# KKD Blizzard - Quick Review plus full detail



## Brian1612 (Apr 5, 2015)

Just a quick review on the Blizzard snow foam from Kystal Kleen Detail. Heard a lot of good things regarding this snow foam on a few detailing FB groups I am a member of. I bought quite a few tyre dressings from Sample this for my on going tyre dressing review and thought I may as well get a few different Snow foams to try out.

As with any of my foams I use or test, I always use 100 ml of snow foam to 400ml warm water mixture for fair testing. I find with some foams such as OCD and Magnifoam, they don't smell good at all... This on the other hand smelled terrific, it was the Tutti Fruitti edition and you could really smell the sweets from this, even when sprayed onto the car. Thickness was nice, it wasn't too thick but still clinged for a decent length of time, longer than the BH but still had good cleaning power. Photo shows it after 5 minutes on the car, it gave me enough time to give the alloys a quick wash with some Valet Pro Bilberry wheel cleaner 10:1.



After power hosing the car, I couldn't see much in the way of dirt left on the car and would say performance wise it was just as good as the BH with a nicer smell and longer dwell time. Pretty pleased with this one although it wasn't quite as good as Angel Wax Fast Foam which I will be putting a review up of also. The only main difference between the two was the thickness of foam. The Angel wax stayed on for well over 10 minutes which allowed me to clean my alloys without rushing the process.

Car was then hand washed with Nanolex Pre Concentrate to remove any old wax coats and then again with Nanolex pure shampoo before being clayed using the shampoo as a solution. Very impressed with the G3 clay mitt here, made a night and day difference to the paint on my sisters car which in 4 years I don't think has ever been washed properly.

Car was then rinsed, dried, polished with Tripple, a coat of Tough Coat followed by some Temptation wax. When buffing the wax off I also used a few sprays of Glisten to help with the buffing and improve the finish. Wheels dressed with Carchem tyre gel/tyre dressing and plastics also restored with the tyre gel which worked really well. Was pleased with the depth of shine/gloss and so was the sister


----------



## great gonzo (Nov 4, 2010)

What was the price per ml compared to auto foam?
That BH Auto foam seems to work out very cheap when buying 5 litres. 
Gonz.


----------



## Stu Mac (Aug 18, 2014)

Lovely job mate and a great write up, thanks for posting . I have to agree with regarding the G3 clay MIT & Angelwax fast foam as that is my preferred foam just now


----------



## Pittsy (Jun 14, 2014)

great gonzo said:


> What was the price per ml compared to auto foam?
> That BH Auto foam seems to work out very cheap when buying 5 litres.
> Gonz.


There is a GB on at the moment on a popular social networking site, have a look :thumb:
I think its £17.99 delivered so pretty good value, if i hadn't just got 5ltrs of fast foam i would have got some


----------



## Pittsy (Jun 14, 2014)

Nice job and Pics Brian, thanks for sharing:wave:


----------



## great gonzo (Nov 4, 2010)

If I have worked it out correctly (Im very stupid) Auto foam works out to be 16 pence per application of a car. Very cheap in my eyes.
A hard target to beat. 
Gonz.


----------



## Brian1612 (Apr 5, 2015)

It all depends really Gonz. The 5L of Auto foam can be had for about £16 plus p&p. Found the Blizzard at £18 for 5L plus p&p but now the interesting part... BH is known for needing a lot of solution per wash, I use 100 ml but reading the KKD blizzard, its perfect dilution is only 50ml... very interesting. So if you go with the manufacturers info if both in 5L bottles... BH is 32p per wash, Blizzard is only 18p.

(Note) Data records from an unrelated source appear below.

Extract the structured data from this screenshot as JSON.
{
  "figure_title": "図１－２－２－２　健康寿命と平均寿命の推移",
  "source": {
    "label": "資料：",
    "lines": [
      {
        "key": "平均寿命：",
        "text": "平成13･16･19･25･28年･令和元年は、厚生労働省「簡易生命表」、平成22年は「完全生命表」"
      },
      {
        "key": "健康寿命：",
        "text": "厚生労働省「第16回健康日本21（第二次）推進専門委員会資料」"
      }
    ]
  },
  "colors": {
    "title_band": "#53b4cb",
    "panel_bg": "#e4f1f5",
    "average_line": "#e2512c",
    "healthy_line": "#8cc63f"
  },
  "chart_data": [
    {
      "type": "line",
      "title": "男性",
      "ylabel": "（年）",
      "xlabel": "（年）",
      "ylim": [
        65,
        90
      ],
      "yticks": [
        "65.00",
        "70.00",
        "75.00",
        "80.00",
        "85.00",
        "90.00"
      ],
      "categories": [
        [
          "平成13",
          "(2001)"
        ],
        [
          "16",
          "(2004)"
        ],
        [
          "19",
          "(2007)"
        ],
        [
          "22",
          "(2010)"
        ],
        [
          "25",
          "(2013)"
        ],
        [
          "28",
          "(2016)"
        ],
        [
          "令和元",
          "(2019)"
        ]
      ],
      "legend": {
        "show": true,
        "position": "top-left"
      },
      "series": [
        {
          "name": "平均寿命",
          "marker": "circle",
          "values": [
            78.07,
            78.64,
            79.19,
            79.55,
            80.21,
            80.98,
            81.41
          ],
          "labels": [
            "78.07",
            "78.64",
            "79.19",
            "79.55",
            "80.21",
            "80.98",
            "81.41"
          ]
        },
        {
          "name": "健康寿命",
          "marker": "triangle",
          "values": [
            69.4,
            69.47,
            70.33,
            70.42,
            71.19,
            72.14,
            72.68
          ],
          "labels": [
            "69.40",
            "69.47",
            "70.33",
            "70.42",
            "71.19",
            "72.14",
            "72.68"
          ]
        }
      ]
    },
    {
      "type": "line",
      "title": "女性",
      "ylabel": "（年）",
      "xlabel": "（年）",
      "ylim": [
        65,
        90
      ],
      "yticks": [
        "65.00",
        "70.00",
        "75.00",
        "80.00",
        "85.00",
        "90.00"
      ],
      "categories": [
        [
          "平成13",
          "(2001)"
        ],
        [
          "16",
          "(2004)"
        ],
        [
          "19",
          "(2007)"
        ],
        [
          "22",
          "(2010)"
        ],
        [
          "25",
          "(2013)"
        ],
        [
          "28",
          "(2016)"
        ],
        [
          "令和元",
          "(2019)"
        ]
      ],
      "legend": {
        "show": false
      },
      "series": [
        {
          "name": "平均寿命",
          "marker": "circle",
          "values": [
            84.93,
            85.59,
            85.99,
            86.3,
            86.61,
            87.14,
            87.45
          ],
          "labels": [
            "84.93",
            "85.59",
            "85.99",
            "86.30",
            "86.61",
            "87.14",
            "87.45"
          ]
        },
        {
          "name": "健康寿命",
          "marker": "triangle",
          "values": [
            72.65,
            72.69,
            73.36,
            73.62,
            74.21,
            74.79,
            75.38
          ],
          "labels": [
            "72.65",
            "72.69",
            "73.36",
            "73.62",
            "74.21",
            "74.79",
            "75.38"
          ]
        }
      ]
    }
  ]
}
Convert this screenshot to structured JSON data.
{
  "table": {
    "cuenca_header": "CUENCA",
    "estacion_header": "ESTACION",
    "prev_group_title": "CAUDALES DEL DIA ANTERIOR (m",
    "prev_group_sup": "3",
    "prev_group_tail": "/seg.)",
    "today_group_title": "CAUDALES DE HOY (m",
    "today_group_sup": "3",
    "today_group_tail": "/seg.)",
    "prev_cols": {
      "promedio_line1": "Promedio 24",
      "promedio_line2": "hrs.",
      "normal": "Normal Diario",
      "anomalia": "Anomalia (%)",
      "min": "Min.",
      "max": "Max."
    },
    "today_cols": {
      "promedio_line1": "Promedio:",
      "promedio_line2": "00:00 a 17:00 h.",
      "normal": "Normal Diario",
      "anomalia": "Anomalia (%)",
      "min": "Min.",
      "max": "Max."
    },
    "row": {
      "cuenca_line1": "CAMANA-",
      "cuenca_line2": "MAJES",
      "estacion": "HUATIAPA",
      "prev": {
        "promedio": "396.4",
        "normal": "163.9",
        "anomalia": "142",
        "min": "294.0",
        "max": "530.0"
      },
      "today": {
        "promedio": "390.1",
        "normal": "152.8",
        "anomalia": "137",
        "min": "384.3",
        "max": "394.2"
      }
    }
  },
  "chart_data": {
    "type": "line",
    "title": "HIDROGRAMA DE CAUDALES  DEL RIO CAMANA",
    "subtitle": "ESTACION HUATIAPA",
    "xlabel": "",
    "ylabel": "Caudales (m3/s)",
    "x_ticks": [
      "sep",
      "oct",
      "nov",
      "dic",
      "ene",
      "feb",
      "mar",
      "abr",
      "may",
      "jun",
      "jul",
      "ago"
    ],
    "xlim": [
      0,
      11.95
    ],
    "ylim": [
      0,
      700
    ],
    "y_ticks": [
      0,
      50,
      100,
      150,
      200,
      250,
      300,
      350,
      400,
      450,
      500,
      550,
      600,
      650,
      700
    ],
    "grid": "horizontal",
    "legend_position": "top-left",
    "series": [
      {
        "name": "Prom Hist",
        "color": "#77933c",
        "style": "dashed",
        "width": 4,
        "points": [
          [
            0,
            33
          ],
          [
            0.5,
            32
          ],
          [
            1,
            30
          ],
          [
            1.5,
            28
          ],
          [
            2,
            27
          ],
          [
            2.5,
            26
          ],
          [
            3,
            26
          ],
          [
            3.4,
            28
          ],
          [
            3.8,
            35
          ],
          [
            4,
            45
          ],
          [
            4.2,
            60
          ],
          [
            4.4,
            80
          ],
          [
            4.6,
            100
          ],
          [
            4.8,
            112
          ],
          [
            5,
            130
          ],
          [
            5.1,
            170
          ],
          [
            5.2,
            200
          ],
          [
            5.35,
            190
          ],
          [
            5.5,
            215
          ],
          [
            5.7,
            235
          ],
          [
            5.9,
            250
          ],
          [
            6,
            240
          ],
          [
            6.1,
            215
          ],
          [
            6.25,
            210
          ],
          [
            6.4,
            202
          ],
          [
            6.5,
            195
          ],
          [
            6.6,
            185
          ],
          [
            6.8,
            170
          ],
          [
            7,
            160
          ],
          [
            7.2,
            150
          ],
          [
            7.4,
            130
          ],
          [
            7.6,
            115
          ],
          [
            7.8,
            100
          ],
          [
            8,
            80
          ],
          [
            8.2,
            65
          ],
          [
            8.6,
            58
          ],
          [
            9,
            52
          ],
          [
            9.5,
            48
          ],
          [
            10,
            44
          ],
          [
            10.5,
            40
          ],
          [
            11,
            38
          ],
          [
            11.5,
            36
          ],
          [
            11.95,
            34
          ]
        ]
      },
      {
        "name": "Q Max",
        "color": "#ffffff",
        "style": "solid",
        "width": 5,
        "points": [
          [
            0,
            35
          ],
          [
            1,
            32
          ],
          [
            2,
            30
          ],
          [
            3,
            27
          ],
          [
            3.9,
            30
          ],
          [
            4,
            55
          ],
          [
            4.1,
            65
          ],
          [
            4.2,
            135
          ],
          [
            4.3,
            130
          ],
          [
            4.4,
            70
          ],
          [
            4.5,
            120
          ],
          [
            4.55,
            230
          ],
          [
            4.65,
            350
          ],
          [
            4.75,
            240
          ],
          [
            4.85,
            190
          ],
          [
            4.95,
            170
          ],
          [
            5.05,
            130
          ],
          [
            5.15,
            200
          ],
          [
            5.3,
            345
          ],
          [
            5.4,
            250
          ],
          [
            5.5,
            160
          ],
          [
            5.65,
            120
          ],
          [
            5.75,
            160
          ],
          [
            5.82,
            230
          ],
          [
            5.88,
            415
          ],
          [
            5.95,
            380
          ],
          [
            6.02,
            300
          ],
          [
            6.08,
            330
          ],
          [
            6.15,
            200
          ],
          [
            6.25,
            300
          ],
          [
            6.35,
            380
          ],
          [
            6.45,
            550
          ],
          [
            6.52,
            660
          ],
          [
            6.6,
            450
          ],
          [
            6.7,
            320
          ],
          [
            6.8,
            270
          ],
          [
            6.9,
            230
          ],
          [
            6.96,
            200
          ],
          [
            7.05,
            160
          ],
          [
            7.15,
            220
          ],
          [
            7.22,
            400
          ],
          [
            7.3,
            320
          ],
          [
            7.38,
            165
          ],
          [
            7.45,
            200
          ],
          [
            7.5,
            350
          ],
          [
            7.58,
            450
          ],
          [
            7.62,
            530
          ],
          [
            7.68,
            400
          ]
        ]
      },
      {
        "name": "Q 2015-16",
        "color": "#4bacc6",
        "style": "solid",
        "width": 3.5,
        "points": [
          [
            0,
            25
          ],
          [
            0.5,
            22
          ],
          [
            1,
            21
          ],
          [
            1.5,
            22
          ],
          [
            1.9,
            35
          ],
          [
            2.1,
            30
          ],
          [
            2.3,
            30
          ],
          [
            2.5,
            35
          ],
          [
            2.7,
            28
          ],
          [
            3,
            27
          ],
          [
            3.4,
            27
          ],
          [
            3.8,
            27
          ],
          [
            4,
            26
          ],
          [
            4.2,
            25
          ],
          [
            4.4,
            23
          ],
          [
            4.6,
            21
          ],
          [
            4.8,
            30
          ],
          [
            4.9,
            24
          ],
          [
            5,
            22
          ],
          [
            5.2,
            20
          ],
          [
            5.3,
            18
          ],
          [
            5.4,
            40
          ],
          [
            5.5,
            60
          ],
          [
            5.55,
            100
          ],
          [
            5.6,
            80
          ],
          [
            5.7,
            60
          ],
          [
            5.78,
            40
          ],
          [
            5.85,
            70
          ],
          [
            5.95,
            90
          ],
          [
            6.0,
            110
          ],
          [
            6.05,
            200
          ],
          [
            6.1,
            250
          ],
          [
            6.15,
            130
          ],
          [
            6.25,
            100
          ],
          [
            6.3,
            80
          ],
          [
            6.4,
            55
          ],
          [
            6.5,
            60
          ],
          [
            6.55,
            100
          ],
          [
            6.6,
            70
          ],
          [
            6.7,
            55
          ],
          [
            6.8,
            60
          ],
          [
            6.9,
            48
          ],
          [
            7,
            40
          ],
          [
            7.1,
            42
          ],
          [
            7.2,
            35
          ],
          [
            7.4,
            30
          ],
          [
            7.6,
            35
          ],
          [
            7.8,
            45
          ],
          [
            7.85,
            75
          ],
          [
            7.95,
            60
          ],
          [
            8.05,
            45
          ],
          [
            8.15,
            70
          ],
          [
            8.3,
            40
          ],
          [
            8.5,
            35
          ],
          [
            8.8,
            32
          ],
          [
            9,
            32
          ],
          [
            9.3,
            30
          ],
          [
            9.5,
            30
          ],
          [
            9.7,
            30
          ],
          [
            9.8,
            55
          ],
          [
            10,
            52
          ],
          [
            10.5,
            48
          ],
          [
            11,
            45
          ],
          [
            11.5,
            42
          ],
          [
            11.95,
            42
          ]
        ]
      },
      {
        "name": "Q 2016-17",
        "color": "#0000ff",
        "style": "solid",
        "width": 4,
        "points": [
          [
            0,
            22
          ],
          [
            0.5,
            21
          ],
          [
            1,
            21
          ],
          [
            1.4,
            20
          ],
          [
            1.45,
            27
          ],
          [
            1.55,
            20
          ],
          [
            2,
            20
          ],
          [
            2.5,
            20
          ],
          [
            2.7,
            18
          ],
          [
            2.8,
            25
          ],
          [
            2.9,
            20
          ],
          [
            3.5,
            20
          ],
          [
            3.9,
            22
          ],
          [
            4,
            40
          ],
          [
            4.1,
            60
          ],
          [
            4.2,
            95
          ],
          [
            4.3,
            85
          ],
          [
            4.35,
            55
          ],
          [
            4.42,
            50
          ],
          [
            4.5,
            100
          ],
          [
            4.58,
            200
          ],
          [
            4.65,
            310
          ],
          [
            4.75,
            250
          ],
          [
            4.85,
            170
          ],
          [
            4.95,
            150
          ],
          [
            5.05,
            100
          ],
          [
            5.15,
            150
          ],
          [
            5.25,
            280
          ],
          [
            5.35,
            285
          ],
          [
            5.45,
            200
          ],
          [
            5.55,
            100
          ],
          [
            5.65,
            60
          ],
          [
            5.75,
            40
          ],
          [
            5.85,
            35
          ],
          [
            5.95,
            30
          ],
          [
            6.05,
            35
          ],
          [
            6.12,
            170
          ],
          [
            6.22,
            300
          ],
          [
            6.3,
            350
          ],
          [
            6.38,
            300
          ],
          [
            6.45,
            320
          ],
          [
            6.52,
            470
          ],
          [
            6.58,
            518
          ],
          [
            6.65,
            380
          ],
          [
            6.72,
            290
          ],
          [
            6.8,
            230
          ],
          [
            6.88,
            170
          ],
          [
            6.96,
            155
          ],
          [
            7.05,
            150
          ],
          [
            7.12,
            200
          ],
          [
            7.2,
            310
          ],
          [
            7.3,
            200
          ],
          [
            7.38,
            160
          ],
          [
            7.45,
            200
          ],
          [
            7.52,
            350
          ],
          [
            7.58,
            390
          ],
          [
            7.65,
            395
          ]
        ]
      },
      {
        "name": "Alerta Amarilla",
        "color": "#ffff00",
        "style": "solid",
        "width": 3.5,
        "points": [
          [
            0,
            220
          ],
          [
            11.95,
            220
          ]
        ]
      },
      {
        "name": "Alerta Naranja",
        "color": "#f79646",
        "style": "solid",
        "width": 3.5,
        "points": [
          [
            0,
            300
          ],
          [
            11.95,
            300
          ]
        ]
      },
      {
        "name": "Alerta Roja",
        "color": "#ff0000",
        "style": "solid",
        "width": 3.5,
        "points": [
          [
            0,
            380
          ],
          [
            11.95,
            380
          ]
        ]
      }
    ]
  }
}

Thanks for the nice comments guys, makes this worth while! Will get the angel wax review up tomorrow.


----------



## great gonzo (Nov 4, 2010)

Good point Brian, now I'm really considering it over the BH. 
I wonder if it's available at waxstock?
Gonz.


----------



## Choppy (Aug 8, 2013)

Ive been using blizzard for some time now and always had good results from it and also if you like something with a bit more bite for the winter months there's blizzard force which is the alkaline version yet still being wax safe at recommended dilution


----------



## Brian1612 (Apr 5, 2015)

I reckon I might not have had a full 100ml in the sample bottle personally... possibly 60-70ml as I marked the bottle and it was slightly under it. So the performance was impressive for such a little amount, angel wax was about 50ml used and that was very good also although haven't checked prices. I still have 2.5l of Auto foam to use and 500ml of car chem also before I look into another 5L of another foam. Found some really good products though, only 2 I have been dissapointed with has been magnifoam and valet pro neutral which both had very poor cleaning power. Need to get some of that Tac systems ultra foam, looks good!


----------



## great gonzo (Nov 4, 2010)

Magifoam can work well but you have to let it dwell for 20 minutes which for me is way to long. I also believe it's quite harsh on wax too with those sort of dwell times. 
Gonz.


----------



## Brian1612 (Apr 5, 2015)

It was all but off my car after between 5-10 mins and that was with 100ml... Had I left it on as long as you said would likely have dried into my car. Just didn't rate it, smelled horrible also.


----------



## tomelmer (Jul 16, 2008)

I use this too and i highly rate it. much better than other snowfaoms ive used from bigger brand names.


----------



## adjones (Apr 24, 2013)

When comparing, don't forget that all of the discussed foams have high pH, except for blizzard, which is neutral. Pretty good if it is keeping up in performance with alkaline products.


----------



## SimTaylor (May 28, 2015)

Nice job. I would hate to have all that black plastic to keep clean!


----------



## Webarno (Jul 17, 2014)

Nice review!


----------



## k9vnd (Apr 11, 2011)

Nice review, nice to see some other out there product's getting a mention.
Just got a bulk from bioyce,madcow,percys which will need to review up also.


----------



## tomelmer (Jul 16, 2008)

ive just got the madcow slick 66 wax to try and the banana mussa wheel cleaner so will be putting my review up soon :thumb:


----------



## Brian1612 (Apr 5, 2015)

adjones said:


> When comparing, don't forget that all of the discussed foams have high pH, except for blizzard, which is neutral. Pretty good if it is keeping up in performance with alkaline products.


Also another good point jones!

Yeah I read this is at the perfect 7 balance or as commonly known "Ph neutral" which is actually apparently difficult to achieve! This certainly will be in considerations along with the AW fast foam as my next choice of pre-wash :thumb:

Will get the fast foam review up later today hopefully, busy at work doing a workpack amendment, hopefully get it finished today and can go about writing up the review


----------